The age and the performance status of the patient play a role in determining which treatment is selected. Someone who is frail and/or has a poor performance status may be better suited for a bispecific antibody. Whereas a younger patient with a good performance status could be a better candidate for CAR T-cell therapy. There is currently no limit on the age of a patient who can receive bispecific antibody therapy. Healthcare professionals should have a discussion with the patient to see what is in line with the goals of the patient.

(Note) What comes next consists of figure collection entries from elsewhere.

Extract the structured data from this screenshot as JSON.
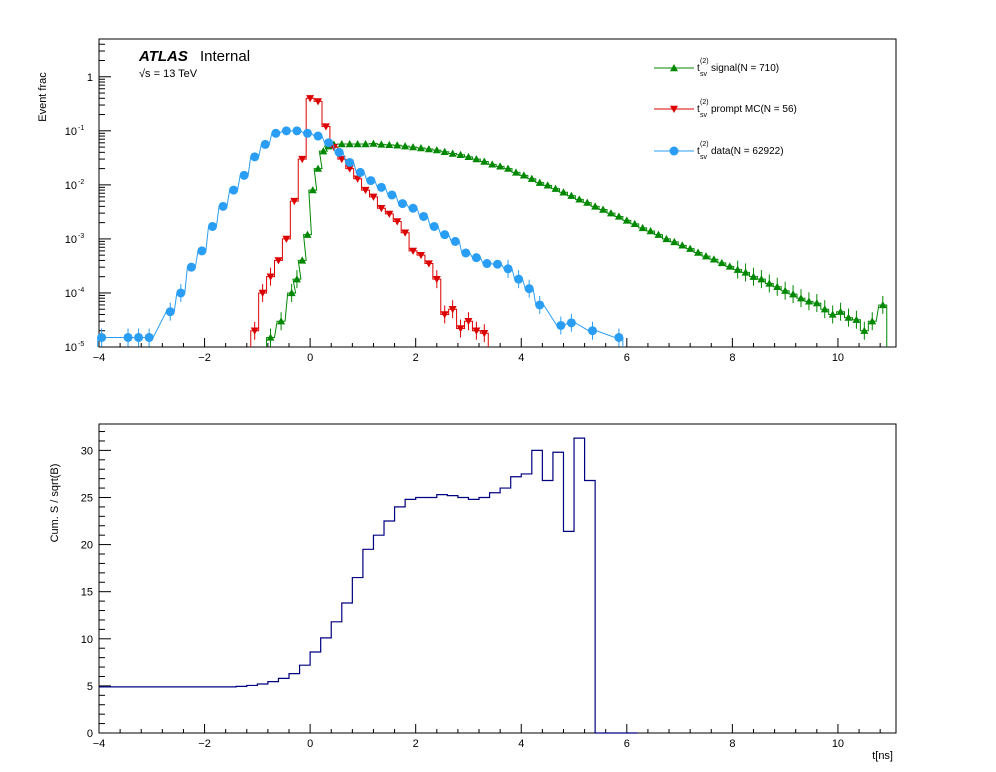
{
  "chart_data": [
    {
      "type": "line",
      "panel": "top",
      "ylabel": "Event frac",
      "yscale": "log",
      "xlim": [
        -4,
        11.1
      ],
      "ylim": [
        1e-05,
        5
      ],
      "x_ticks": [
        "−4",
        "−2",
        "0",
        "2",
        "4",
        "6",
        "8",
        "10"
      ],
      "y_ticks": [
        {
          "base": "10",
          "exp": "-5"
        },
        {
          "base": "10",
          "exp": "-4"
        },
        {
          "base": "10",
          "exp": "-3"
        },
        {
          "base": "10",
          "exp": "-2"
        },
        {
          "base": "10",
          "exp": "-1"
        },
        {
          "base": "1",
          "exp": ""
        }
      ],
      "atlas_label": "ATLAS",
      "atlas_sublabel": "Internal",
      "energy_label": "√s = 13 TeV",
      "legend_position": "top-right",
      "series": [
        {
          "name": "t",
          "sup": "(2)",
          "sub": "sv",
          "legend_suffix": " signal(N = 710)",
          "color": "#008800",
          "marker": "triangle-up",
          "x": [
            -0.75,
            -0.55,
            -0.35,
            -0.25,
            -0.15,
            -0.05,
            0.05,
            0.15,
            0.25,
            0.35,
            0.45,
            0.6,
            0.75,
            0.9,
            1.05,
            1.2,
            1.35,
            1.5,
            1.65,
            1.8,
            1.95,
            2.1,
            2.25,
            2.4,
            2.55,
            2.7,
            2.85,
            3.0,
            3.15,
            3.3,
            3.45,
            3.6,
            3.75,
            3.9,
            4.05,
            4.2,
            4.35,
            4.5,
            4.65,
            4.8,
            4.95,
            5.1,
            5.25,
            5.4,
            5.55,
            5.7,
            5.85,
            6.0,
            6.15,
            6.3,
            6.45,
            6.6,
            6.75,
            6.9,
            7.05,
            7.2,
            7.35,
            7.5,
            7.65,
            7.8,
            7.95,
            8.1,
            8.25,
            8.4,
            8.55,
            8.7,
            8.85,
            9.0,
            9.15,
            9.3,
            9.45,
            9.6,
            9.75,
            9.9,
            10.05,
            10.2,
            10.35,
            10.5,
            10.65,
            10.85
          ],
          "values": [
            1.5e-05,
            3e-05,
            0.0001,
            0.00018,
            0.0004,
            0.0012,
            0.008,
            0.02,
            0.042,
            0.052,
            0.056,
            0.057,
            0.057,
            0.057,
            0.057,
            0.058,
            0.056,
            0.055,
            0.054,
            0.052,
            0.05,
            0.048,
            0.046,
            0.044,
            0.041,
            0.038,
            0.036,
            0.033,
            0.03,
            0.027,
            0.024,
            0.022,
            0.02,
            0.017,
            0.015,
            0.013,
            0.011,
            0.0098,
            0.0085,
            0.0073,
            0.0063,
            0.0054,
            0.0047,
            0.004,
            0.0035,
            0.003,
            0.0026,
            0.0022,
            0.0019,
            0.0016,
            0.0014,
            0.0012,
            0.001,
            0.00088,
            0.00076,
            0.00066,
            0.00056,
            0.00048,
            0.00042,
            0.00036,
            0.00031,
            0.00027,
            0.00024,
            0.0002,
            0.00018,
            0.00015,
            0.00013,
            0.00011,
            9.5e-05,
            8e-05,
            7e-05,
            6.5e-05,
            5e-05,
            4e-05,
            4.5e-05,
            3.5e-05,
            3.2e-05,
            2e-05,
            3e-05,
            6e-05
          ]
        },
        {
          "name": "t",
          "sup": "(2)",
          "sub": "sv",
          "legend_suffix": " prompt MC(N = 56)",
          "color": "#dd0000",
          "marker": "triangle-down",
          "x": [
            -1.05,
            -0.9,
            -0.75,
            -0.6,
            -0.45,
            -0.3,
            -0.15,
            0.0,
            0.15,
            0.3,
            0.45,
            0.6,
            0.75,
            0.9,
            1.05,
            1.2,
            1.35,
            1.5,
            1.65,
            1.8,
            1.95,
            2.1,
            2.25,
            2.4,
            2.55,
            2.7,
            2.85,
            3.0,
            3.15,
            3.3
          ],
          "values": [
            2e-05,
            0.0001,
            0.0002,
            0.0004,
            0.001,
            0.005,
            0.03,
            0.4,
            0.35,
            0.12,
            0.05,
            0.03,
            0.02,
            0.013,
            0.008,
            0.006,
            0.0037,
            0.0029,
            0.0021,
            0.0013,
            0.0006,
            0.0005,
            0.00035,
            0.00018,
            4e-05,
            5e-05,
            2.2e-05,
            3e-05,
            2e-05,
            1.8e-05
          ]
        },
        {
          "name": "t",
          "sup": "(2)",
          "sub": "sv",
          "legend_suffix": " data(N = 62922)",
          "color": "#2a9df4",
          "marker": "circle",
          "x": [
            -3.95,
            -3.45,
            -3.25,
            -3.05,
            -2.65,
            -2.45,
            -2.25,
            -2.05,
            -1.85,
            -1.65,
            -1.45,
            -1.25,
            -1.05,
            -0.85,
            -0.65,
            -0.45,
            -0.25,
            -0.05,
            0.15,
            0.35,
            0.55,
            0.75,
            0.95,
            1.15,
            1.35,
            1.55,
            1.75,
            1.95,
            2.15,
            2.35,
            2.55,
            2.75,
            2.95,
            3.15,
            3.35,
            3.55,
            3.75,
            3.95,
            4.15,
            4.35,
            4.75,
            4.95,
            5.35,
            5.85
          ],
          "values": [
            1.5e-05,
            1.5e-05,
            1.5e-05,
            1.5e-05,
            4.5e-05,
            0.0001,
            0.0003,
            0.0006,
            0.0017,
            0.004,
            0.008,
            0.015,
            0.033,
            0.056,
            0.09,
            0.1,
            0.1,
            0.09,
            0.08,
            0.06,
            0.04,
            0.026,
            0.017,
            0.012,
            0.009,
            0.0065,
            0.0045,
            0.0037,
            0.0026,
            0.0017,
            0.0012,
            0.0009,
            0.00055,
            0.00045,
            0.00035,
            0.00034,
            0.00028,
            0.00018,
            0.00012,
            6e-05,
            2.5e-05,
            2.8e-05,
            2e-05,
            1.5e-05
          ]
        }
      ]
    },
    {
      "type": "line",
      "panel": "bottom",
      "xlabel": "t[ns]",
      "ylabel": "Cum. S / sqrt(B)",
      "xlim": [
        -4,
        11.1
      ],
      "ylim": [
        0,
        32.8
      ],
      "x_ticks": [
        "−4",
        "−2",
        "0",
        "2",
        "4",
        "6",
        "8",
        "10"
      ],
      "y_ticks": [
        "0",
        "5",
        "10",
        "15",
        "20",
        "25",
        "30"
      ],
      "series": [
        {
          "color": "#000080",
          "x": [
            -4.0,
            -3.8,
            -3.6,
            -3.4,
            -3.2,
            -3.0,
            -2.8,
            -2.6,
            -2.4,
            -2.2,
            -2.0,
            -1.8,
            -1.6,
            -1.4,
            -1.2,
            -1.0,
            -0.8,
            -0.6,
            -0.4,
            -0.2,
            0.0,
            0.2,
            0.4,
            0.6,
            0.8,
            1.0,
            1.2,
            1.4,
            1.6,
            1.8,
            2.0,
            2.2,
            2.4,
            2.6,
            2.8,
            3.0,
            3.2,
            3.4,
            3.6,
            3.8,
            4.0,
            4.2,
            4.4,
            4.6,
            4.8,
            5.0,
            5.2,
            5.4,
            5.6,
            5.8,
            6.0
          ],
          "values": [
            4.9,
            4.9,
            4.9,
            4.9,
            4.9,
            4.9,
            4.9,
            4.9,
            4.9,
            4.9,
            4.9,
            4.9,
            4.9,
            4.95,
            5.05,
            5.2,
            5.45,
            5.8,
            6.3,
            7.2,
            8.6,
            10.1,
            11.8,
            13.8,
            16.5,
            19.5,
            21.0,
            22.5,
            24.0,
            24.8,
            25.0,
            25.0,
            25.3,
            25.2,
            25.0,
            24.8,
            25.0,
            25.5,
            26.0,
            27.2,
            27.5,
            30.0,
            26.8,
            29.8,
            21.4,
            31.3,
            26.8,
            0,
            0,
            0,
            0
          ]
        }
      ]
    }
  ]
}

That is the million-dollar question. Findings from recent clinical trials have shown that the overall response rate was higher in patients who have received CAR T therapy first. Generally, the myeloma community believes that you can use CAR-T first and then use bispecific antibody therapy following relapse. If we treat patients with a BCMA-directed bispecific antibody first, the efficacy of a follow-up BCMA-directed CAR-T therapy may not be as strong. However, every situation is unique. For example, one doctor had a patient who had rapidly progressive disease and needed treatment immediately with a bispecific antibody while the CAR-T was being developed.
While we have moved the needle and improved outcomes for patients with standard risk disease, there is a long way to go when it comes to improving outcomes in patients with high-risk myeloma. That is why we have the MMRF HORIZON platform trials. We need new trials with new designs to see how bispecific antibodies can improve the outcomes of patients with high-risk disease. There is a lot of interest in the community to see how these newer trials can address the unmet need of this patient population.